Jade: Lembrei da minha escola da educação básica, que a maioria dos professores já estavam lá há mais tempo, né? Eu lembro que a gente foi, no máximo, umas duas vezes no laboratório durante toda a minha educação básica, né? E tinha o laboratório lá na escola. E agora, eu vejo as publicações da escola no Facebook, que entrou uma professora nova, que eu conheci [...] E agora tem muitas postagens mostrando os alunos no laboratório fazendo várias coisas, várias práticas, não só no laboratório. Vejo os alunos fazendo essas práticas que nós não tivemos em Ciências, muitas vezes, porque acho que existe um preconceito de que a professora, por já estar lá há mais tempo, não inova. Aí, vem a professora mais nova e faz coisas novas. Então, lembrei disso.

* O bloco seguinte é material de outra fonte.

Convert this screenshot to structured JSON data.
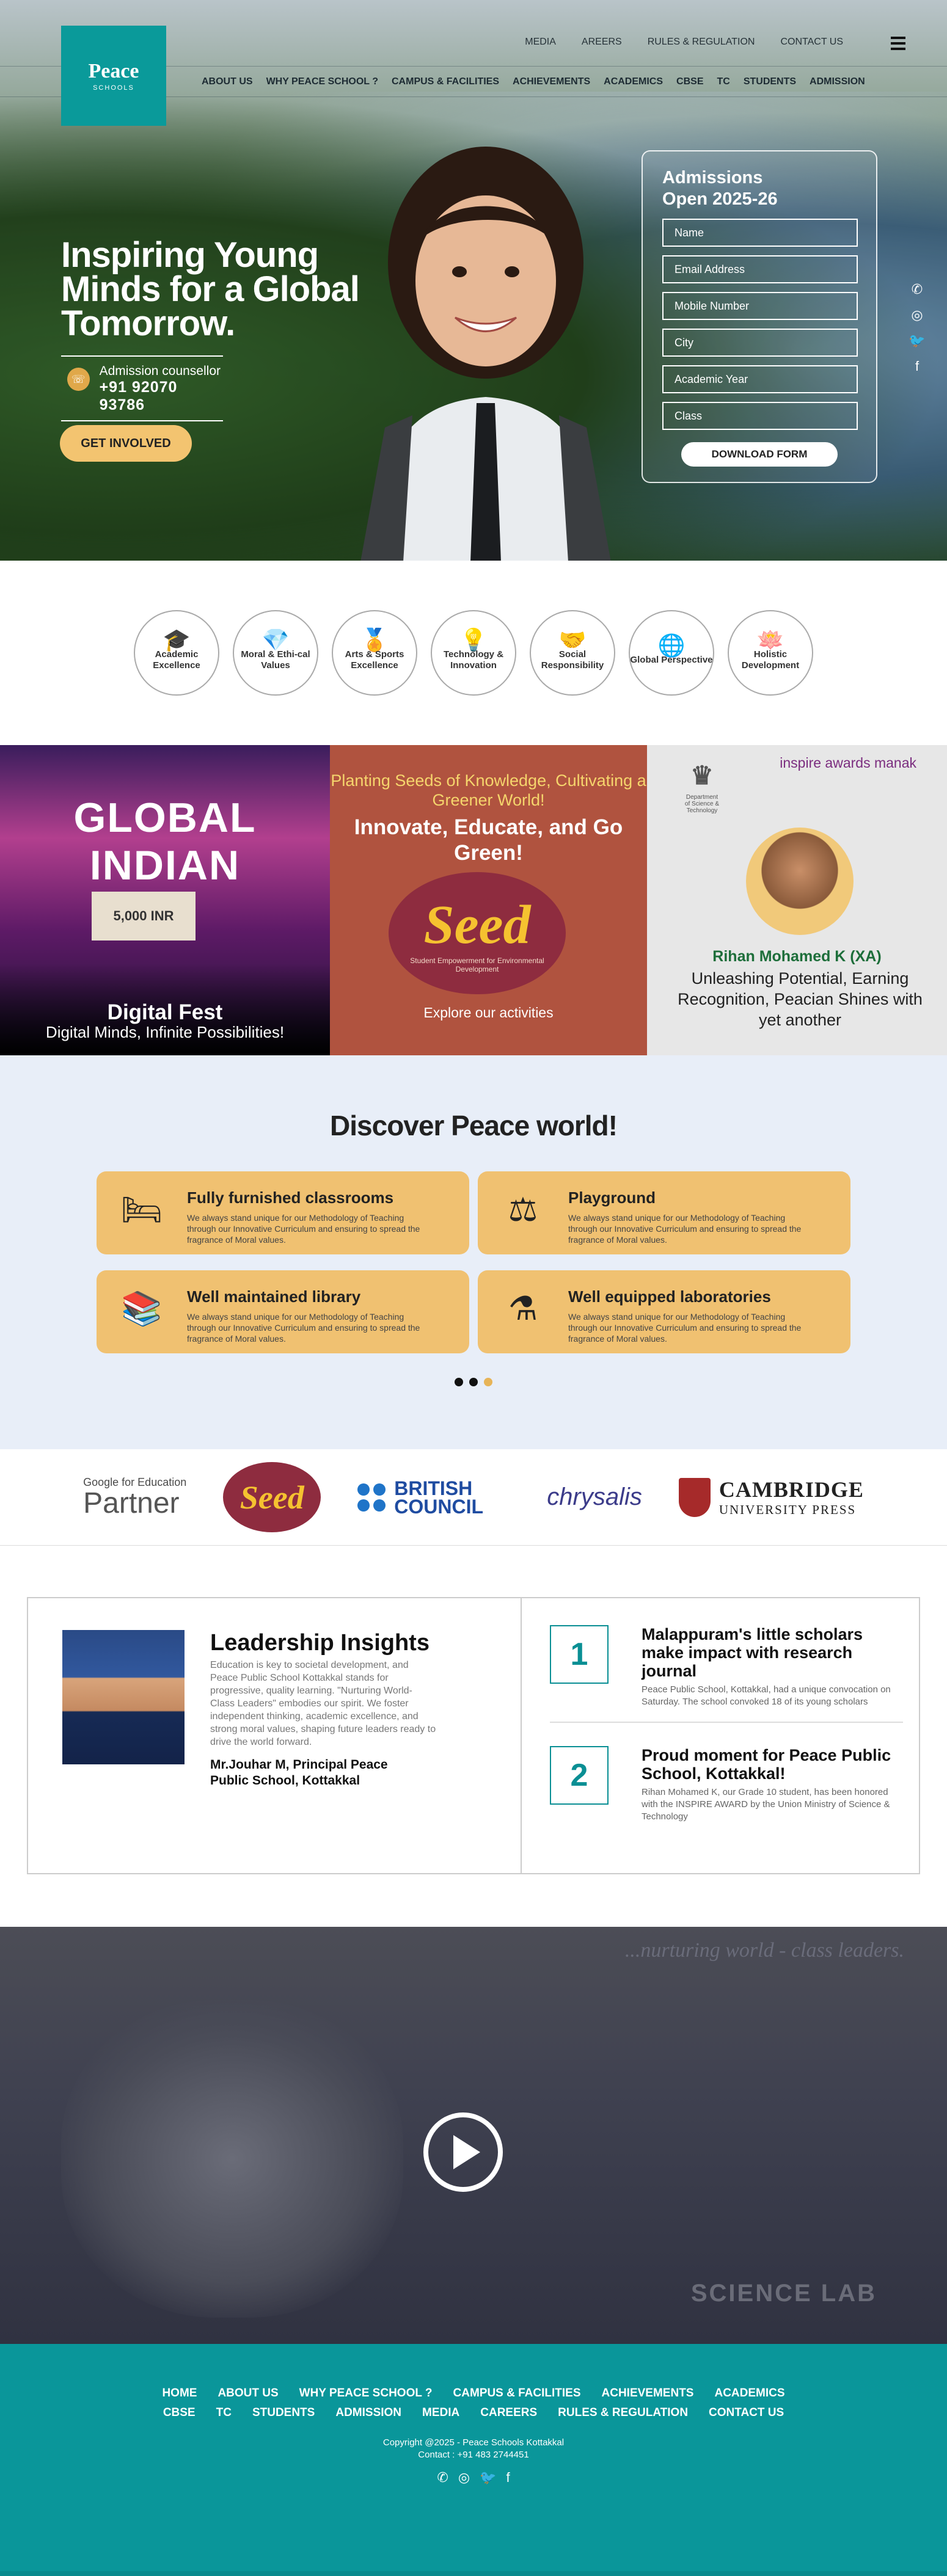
{
  "brand": {
    "name": "Peace",
    "sub": "SCHOOLS"
  },
  "topnav": {
    "row1": [
      "MEDIA",
      "AREERS",
      "RULES & REGULATION",
      "CONTACT US"
    ],
    "row2": [
      "ABOUT US",
      "WHY PEACE SCHOOL ?",
      "CAMPUS & FACILITIES",
      "ACHIEVEMENTS",
      "ACADEMICS",
      "CBSE",
      "TC",
      "STUDENTS",
      "ADMISSION"
    ]
  },
  "hero": {
    "headline": "Inspiring Young Minds for a Global Tomorrow.",
    "counsellor_label": "Admission counsellor",
    "counsellor_phone": "+91 92070 93786",
    "cta": "GET INVOLVED"
  },
  "form": {
    "title_line1": "Admissions",
    "title_line2": "Open 2025-26",
    "fields": [
      "Name",
      "Email Address",
      "Mobile Number",
      "City",
      "Academic Year",
      "Class"
    ],
    "button": "DOWNLOAD FORM"
  },
  "values": [
    {
      "icon": "🎓",
      "label": "Academic Excellence"
    },
    {
      "icon": "💎",
      "label": "Moral & Ethi-cal Values"
    },
    {
      "icon": "🏅",
      "label": "Arts & Sports Excellence"
    },
    {
      "icon": "💡",
      "label": "Technology & Innovation"
    },
    {
      "icon": "🤝",
      "label": "Social Responsibility"
    },
    {
      "icon": "🌐",
      "label": "Global Perspective"
    },
    {
      "icon": "🪷",
      "label": "Holistic Development"
    }
  ],
  "events": {
    "digital": {
      "banner": "GLOBAL INDIAN",
      "board": "5,000 INR",
      "title": "Digital Fest",
      "subtitle": "Digital Minds, Infinite Possibilities!"
    },
    "seed": {
      "tag": "Planting Seeds of Knowledge, Cultivating a Greener World!",
      "headline": "Innovate, Educate, and Go Green!",
      "logo": "Seed",
      "logo_sub": "Student Empowerment for Environmental Development",
      "link": "Explore our activities"
    },
    "inspire": {
      "ministry": "Department of Science & Technology",
      "award": "inspire awards manak",
      "name": "Rihan Mohamed K (XA)",
      "desc": "Unleashing Potential, Earning Recognition, Peacian Shines with yet another"
    }
  },
  "discover": {
    "title": "Discover Peace world!",
    "cards": [
      {
        "icon": "🛏",
        "title": "Fully furnished classrooms",
        "desc": "We always stand unique for our Methodology of Teaching through our Innovative Curriculum and ensuring to spread the fragrance of Moral values."
      },
      {
        "icon": "⚖",
        "title": "Playground",
        "desc": "We always stand unique for our Methodology of Teaching through our Innovative Curriculum and ensuring to spread the fragrance of Moral values."
      },
      {
        "icon": "📚",
        "title": "Well maintained library",
        "desc": "We always stand unique for our Methodology of Teaching through our Innovative Curriculum and ensuring to spread the fragrance of Moral values."
      },
      {
        "icon": "⚗",
        "title": "Well equipped laboratories",
        "desc": "We always stand unique for our Methodology of Teaching through our Innovative Curriculum and ensuring to spread the fragrance of Moral values."
      }
    ]
  },
  "partners": {
    "google_top": "Google for Education",
    "google_big": "Partner",
    "seed": "Seed",
    "british": "BRITISH COUNCIL",
    "chrysalis": "chrysalis",
    "cambridge_1": "CAMBRIDGE",
    "cambridge_2": "UNIVERSITY PRESS"
  },
  "leadership": {
    "title": "Leadership Insights",
    "text": "Education is key to societal development, and Peace Public School Kottakkal stands for progressive, quality learning. \"Nurturing World-Class Leaders\" embodies our spirit. We foster independent thinking, academic excellence, and strong moral values, shaping future leaders ready to drive the world forward.",
    "who": "Mr.Jouhar M, Principal Peace Public School, Kottakkal"
  },
  "news": [
    {
      "num": "1",
      "title": "Malappuram's little scholars make impact with research journal",
      "desc": "Peace Public School, Kottakkal, had a unique convocation on Saturday. The school convoked 18 of its young scholars"
    },
    {
      "num": "2",
      "title": "Proud moment for Peace Public School, Kottakkal!",
      "desc": "Rihan Mohamed K, our Grade 10 student, has been honored with the INSPIRE AWARD by the Union Ministry of Science & Technology"
    }
  ],
  "video": {
    "tagline": "...nurturing world - class leaders.",
    "lab": "SCIENCE LAB"
  },
  "footer": {
    "row1": [
      "HOME",
      "ABOUT US",
      "WHY PEACE SCHOOL ?",
      "CAMPUS & FACILITIES",
      "ACHIEVEMENTS",
      "ACADEMICS"
    ],
    "row2": [
      "CBSE",
      "TC",
      "STUDENTS",
      "ADMISSION",
      "MEDIA",
      "CAREERS",
      "RULES & REGULATION",
      "CONTACT US"
    ],
    "copyright": "Copyright @2025 - Peace Schools Kottakkal",
    "contact": "Contact : +91 483 2744451"
  },
  "colors": {
    "teal": "#0a969a",
    "gold": "#f0c171",
    "seed_bg": "#b0533f"
  }
}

Cravo: Eu acho que ensinar Ciências é estar aberto a possibilidades e desafios, né? Porque, como a Andrômeda falou, ela é da área da Física, mas ela também pode ter que lidar com o conteúdo de decomposição, uma hora ou outra. Eu digo por mim, minha experiência no estágio de Ciências: eu cheguei no nono ano, o professor disse: “Você vai trabalhar química, ligações”. Eu falei: “Mas, professor, eu sou biologia, como assim? Eu tenho que ensinar isso?” Aí, cheguei no sétimo ano, física, energia, termodinâmica e pensei: “Mas e a biologia? Cadê? Estou fazendo Ciências Biológicas!” Mas depois, me dei conta e pensei: "Não, eu sou professor de Ciências. Eu não estava aberto a isso." Então, trabalhar a interdisciplinaridade, com essas possibilidades, abrir a visão para outras áreas, acho que é a parte mais importante de ensinar Ciências. [grifo nosso].
Margarida: Vamos supor que a gente sempre vai para uma aula prática. Eu tenho 37 anos de magistério e aprendo muito. Amo minhas estagiárias e os docentes que trabalham comigo. Mas, no caso da professora [...] e dos formadores delas também. É. No caso da Sílvia e da Cátia. Já fiz tanto experimento que não deu certo. E daí? Você repete o experimento? Ou tenta explicar o porquê que deu errado? E agora, o que não funcionou? Vamos repetir? Não vamos? Mas no livro estava assim, né? E agora? Isso já aconteceu várias vezes, principalmente na química. Você vai fazer um experimento e, na hora, a reação não acontece. E daí? Mas não era assim. A gente tem que estar preparado, como professor, para as duas situações. Como descrever isso? Como relatar? E, às vezes, é tão fácil. Ou, quando você erra, algo acontece. Ótimo! E aí? [grifo nosso].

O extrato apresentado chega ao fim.